Since it is already October, if it were to bloom at Christmas time this year, it should be showing evidence of a new flower stem growing. But, depending upon what kind of orchid you have, it can take from one month to six months for a new flower stem to be in full bloom once it begins to grow.
On most orchids, once the flowers have all died and fallen off, you may remove the stem by cutting it off down near the base of the flower stem. Prior to cutting off the stem, take a look at the top or tip of the stem to see if it has begun to dry, if it does start to dry that means the stem is dying and may be removed. If there are any bulbs on the orchid, you should leave them alone as they are a store of moisture and nutrients for the orchid.
Most dendrobiums are not that hard to grow but getting them to bloom reliably is the hard part. Moving them to Florida will make it easier. Why? The climate and sunshine it will receive all year round rather than the cold darkness in Indiana. Dendrobiums prefer warm bright weather, they will sulk and even die under cold dark conditions.
From your description of them, I take it that they are of the evergreen family of dendrobiums. If they were from the deciduous family you would have mentioned that some of the growths had lost all their leaves. The primary difference between the two families is that evergreens do not like dry conditions while deciduous ones need a pronounced dry period.
Why your evergreen dendrobiums have not rebloomed for you is in what you said "Since it is so cold and dark here in Indiana". Whether in Indiana or Florida, place them in a location with bright indirect sunlight, temperatures between 60 to 85%F, humidity above 50%, light air movement around them. A good way to tell if it is getting enough light is to look at the leaves, they will be a medium green color when it is just right.
A word of caution if you take them to Florida, move them into any new light conditions slowly over several weeks, as too sudden an exposure to brighter light may cause sunburn of the leaves. If possible, try exposing them to temperatures in the mid 50%F’s for a month in the fall, that may help trigger them into the bloom cycle.

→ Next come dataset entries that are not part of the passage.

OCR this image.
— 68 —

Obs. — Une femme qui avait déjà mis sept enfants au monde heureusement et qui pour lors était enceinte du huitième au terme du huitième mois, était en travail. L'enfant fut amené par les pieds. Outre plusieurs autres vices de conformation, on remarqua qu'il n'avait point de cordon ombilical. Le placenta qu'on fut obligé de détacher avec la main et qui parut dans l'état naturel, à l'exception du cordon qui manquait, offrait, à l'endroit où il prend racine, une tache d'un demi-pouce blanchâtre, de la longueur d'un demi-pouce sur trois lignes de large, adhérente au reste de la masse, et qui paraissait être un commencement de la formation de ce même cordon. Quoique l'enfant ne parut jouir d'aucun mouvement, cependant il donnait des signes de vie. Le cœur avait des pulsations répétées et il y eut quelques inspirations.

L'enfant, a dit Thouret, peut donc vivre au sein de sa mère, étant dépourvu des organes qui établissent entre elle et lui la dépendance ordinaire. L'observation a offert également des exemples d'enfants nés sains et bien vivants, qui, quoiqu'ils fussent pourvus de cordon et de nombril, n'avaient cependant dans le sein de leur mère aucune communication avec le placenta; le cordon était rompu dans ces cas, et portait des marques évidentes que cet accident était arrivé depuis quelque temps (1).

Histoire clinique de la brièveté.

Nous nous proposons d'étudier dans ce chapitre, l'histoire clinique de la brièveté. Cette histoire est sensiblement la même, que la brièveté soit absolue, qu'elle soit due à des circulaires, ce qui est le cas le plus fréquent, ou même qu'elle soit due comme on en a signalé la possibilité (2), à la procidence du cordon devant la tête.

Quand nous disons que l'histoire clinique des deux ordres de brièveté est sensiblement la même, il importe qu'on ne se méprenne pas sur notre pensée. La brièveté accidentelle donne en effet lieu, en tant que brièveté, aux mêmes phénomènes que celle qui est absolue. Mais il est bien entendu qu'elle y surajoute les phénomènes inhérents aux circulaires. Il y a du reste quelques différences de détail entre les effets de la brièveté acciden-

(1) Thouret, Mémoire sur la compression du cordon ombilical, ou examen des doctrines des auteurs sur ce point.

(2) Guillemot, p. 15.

If, by chance, the leaves fall off, leave the growths on the dendrobium as they are a storage mechanism for moisture and nutrients. Only remove the growths that appear to be dying. As for those new growths, they may appear to stop growing due to the cold dark weather but should perk back up once things warm up and they receive more light.
You do not have to wait for a bloom to identify the type of orchid that it is if it is one of the more commonly available orchids. The most common is "phalaenopsis" that has large roundish to oblong leaves at the base of the plant and the flower spike grows from the apex of the leaves. Other common types are "the dendrobium, the lady slippers, and the Cattleyas". Each has a distinctive vegetative structure. If there was no tag with the plant, then I’m afraid there is no way to know the name of the hybrid since so many different hybrids have similar flower types and colors.
There are three principal types of containers for orchids. Phalaenopsis and lady slipper orchids are usually grown in a plastic pot, the heavier or more top heavy plants such as dendrobiums or cattleyas are better maintained in clay pots. Baskets are reserved for vandaceous orchids and require a very humid environment because the mix dries out very quickly. I would use a commercially prepared orchid mix that you can buy in bags at garden centers and mass marketers. I would soak this mix overnight before using it and drain it well before potting up your orchid plant in it.
Orchids that have maroon leaves generally get that way from having grown in bright sunlight. That suggests to you that either it was neglected or it likes bright light. It is not uncommon for orchids to outgrow their pots. Many feel this is the time divide and repot the plant, but that is personal preference. Many orchids do just fine hanging way out of the pot.
Since I don’t know what type of orchid you have, I can only hazard a guess that they are roots emerging from the pot drainage holes. Some orchids send out bloom spikes from the base of the plant but those are potted in baskets not clay pots.
For now, if the plant looks healthy,I would leave it as is until you get a further development such as flowering, plant die back, new growth starting,etc. Orchids put on new growth once a year and usually, but not always, in the spring. Just keep an eye on it and it should be fine. Then you will be able to know what type of orchid it is by the bloom. If not just go back to where you got the orchid and see if they know what type of orchid it is.